Ma l’Usigrai replica: “Come nel caso Riina a Porta a Porta, il comunicato Rai è una toppa peggiore del buco. La Rai dice che i contratti sono ‘quasi’ tutti triennali e che al job posting si è fatto ‘ampio ricorso’. Bene, noi riteniamo che le regole non si rispettino “quasi” né in maniera “ampia”: le regole si rispettano sempre e per intero. E la trasparenza si pratica non a giorni alterni. Detto questo – sottolinea ancora il sindacato dei giornalisti -, francamente noi non siamo appassionati della polemica, sarà l’Anac a decidere se le regole sono state violate o meno. E la Corte dei conti a valutare, di conseguenza, l’eventuale danno erariale”.
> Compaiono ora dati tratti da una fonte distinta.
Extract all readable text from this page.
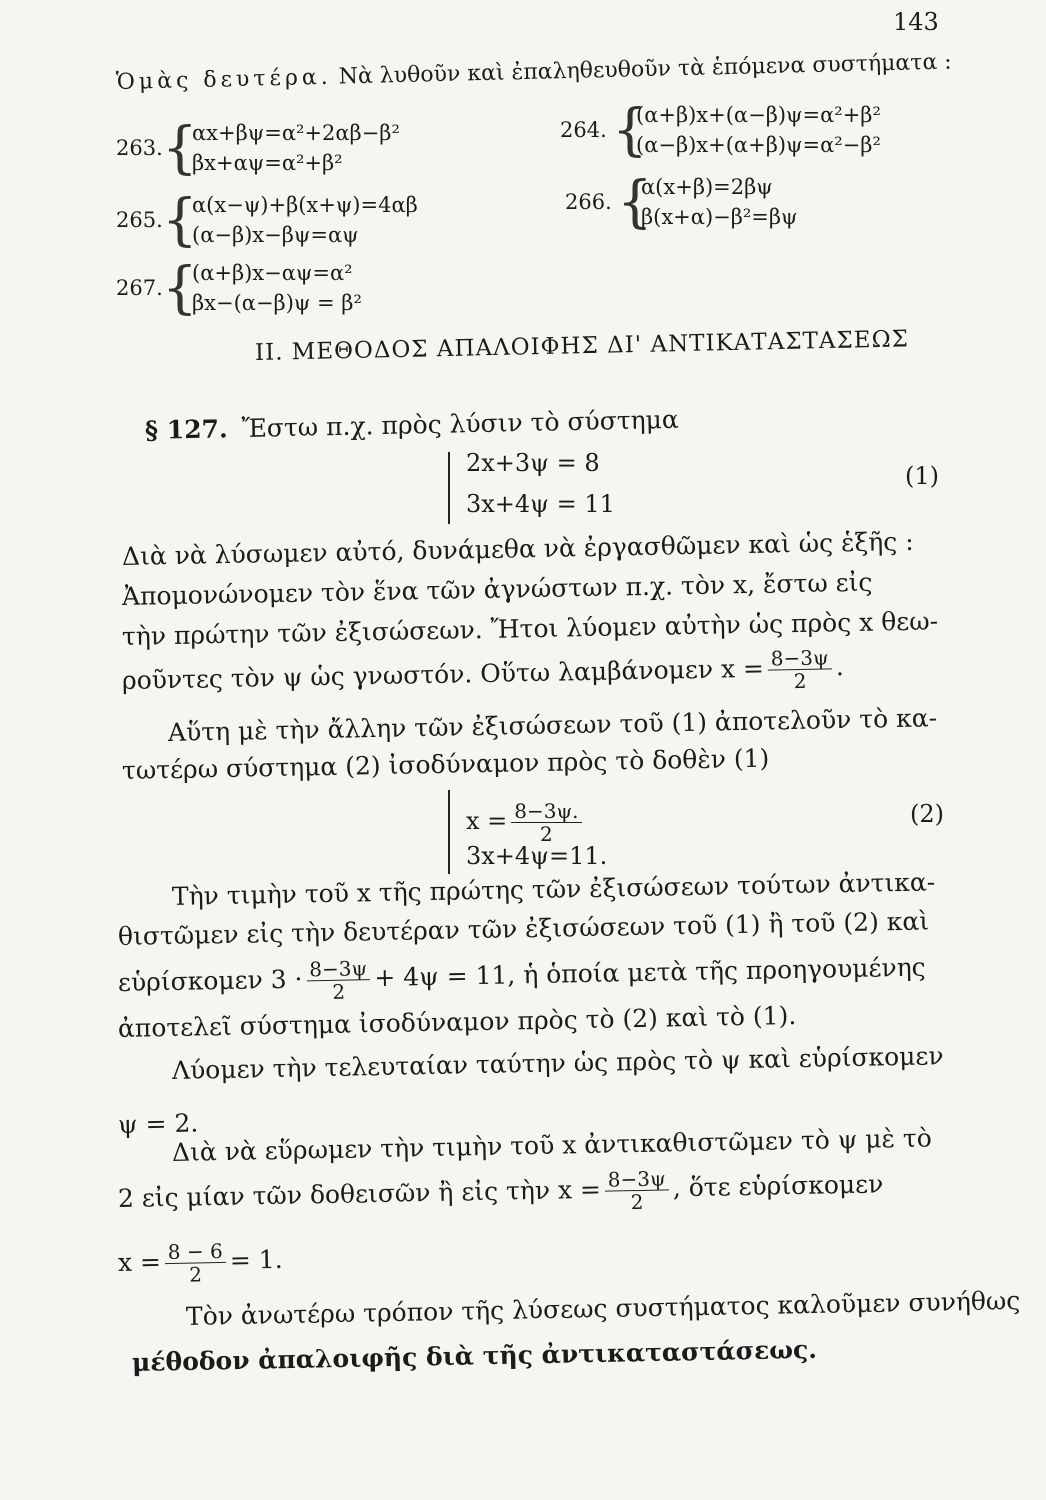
143
Ὁμὰς δευτέρα. Νὰ λυθοῦν καὶ ἐπαληθευθοῦν τὰ ἑπόμενα συστήματα :
263. {
αx+βψ=α²+2αβ−β²
βx+αψ=α²+β²
264. {
(α+β)x+(α−β)ψ=α²+β²
(α−β)x+(α+β)ψ=α²−β²
265. {
α(x−ψ)+β(x+ψ)=4αβ
(α−β)x−βψ=αψ
266. {
α(x+β)=2βψ
β(x+α)−β²=βψ
267. {
(α+β)x−αψ=α²
βx−(α−β)ψ = β²
ΙΙ. ΜΕΘΟΔΟΣ ΑΠΑΛΟΙΦΗΣ ΔΙ' ΑΝΤΙΚΑΤΑΣΤΑΣΕΩΣ
§ 127. Ἔστω π.χ. πρὸς λύσιν τὸ σύστημα
2x+3ψ = 8
3x+4ψ = 11
(1)
Διὰ νὰ λύσωμεν αὐτό, δυνάμεθα νὰ ἐργασθῶμεν καὶ ὡς ἑξῆς :
Ἀπομονώνομεν τὸν ἕνα τῶν ἀγνώστων π.χ. τὸν x, ἔστω εἰς
τὴν πρώτην τῶν ἐξισώσεων. Ἤτοι λύομεν αὐτὴν ὡς πρὸς x θεω-
ροῦντες τὸν ψ ὡς γνωστόν. Οὕτω λαμβάνομεν $x = \frac{8-3\psi}{2}$ .
Αὕτη μὲ τὴν ἄλλην τῶν ἐξισώσεων τοῦ (1) ἀποτελοῦν τὸ κα-
τωτέρω σύστημα (2) ἰσοδύναμον πρὸς τὸ δοθὲν (1)
$x = \frac{8-3\psi.}{2}$
3x+4ψ=11.
(2)
Τὴν τιμὴν τοῦ x τῆς πρώτης τῶν ἐξισώσεων τούτων ἀντικα-
θιστῶμεν εἰς τὴν δευτέραν τῶν ἐξισώσεων τοῦ (1) ἢ τοῦ (2) καὶ
εὑρίσκομεν $3 \cdot \frac{8-3\psi}{2} + 4\psi = 11$, ἡ ὁποία μετὰ τῆς προηγουμένης
ἀποτελεῖ σύστημα ἰσοδύναμον πρὸς τὸ (2) καὶ τὸ (1).
Λύομεν τὴν τελευταίαν ταύτην ὡς πρὸς τὸ ψ καὶ εὑρίσκομεν
ψ = 2.
Διὰ νὰ εὕρωμεν τὴν τιμὴν τοῦ x ἀντικαθιστῶμεν τὸ ψ μὲ τὸ
2 εἰς μίαν τῶν δοθεισῶν ἢ εἰς τὴν $x = \frac{8-3\psi}{2}$ , ὅτε εὑρίσκομεν
$x = \frac{8 - 6}{2} = 1$.
Τὸν ἀνωτέρω τρόπον τῆς λύσεως συστήματος καλοῦμεν συνήθως
μέθοδον ἀπαλοιφῆς διὰ τῆς ἀντικαταστάσεως.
Il giudizio tranchant dell’on. Anzaldi mette una parola definitiva sulla vicenda: “Proporrò al presidente Roberto Fico di convocare in Commissione di Vigilanza il direttore del personale e dell’internal audit Rai perché sono loro i responsabili per legge dell’attuazione del protocollo anticorruzione. Dopo l’eco avuta dalla vicenda, quello del sindacato mi sembra un atto obbligato – prosegue il deputato del Pd – Secondo la lettura dei vertici Rai il tetto dei dirigenti esterni non è stato superato, ma, secondo la lettura predominante è stato ampiamente superato. Il tetto del 5% si riferisce ai tre anni di mandato, è chiaro che non può che essere retroattivo. Se così non fosse, di questo passo, a quanti dirigenti arriveremmo nei tre anni? Una cinquantina? E poi, perché ci hanno messo ben tre mesi per approvare il regolamento? Forse per fare tutte queste assunzioni? Per non parlare dei consulenti, se contiamo anche loro arriviamo molto più in alto. Il problema – continua sconsolato Anzaldi – è che questi vertici li abbiamo nominati noi. Non sappiamo più come difenderli. Se si guardano i curricula delle persone chiamate, si tratta di gente esperta in altri settori, non in quello televisivo. Non hanno curriculum adatti a superare il job posting interno, perché in Rai ne troverebbero cento di figure più adatte rispetto alle loro”. Più chiaro di così.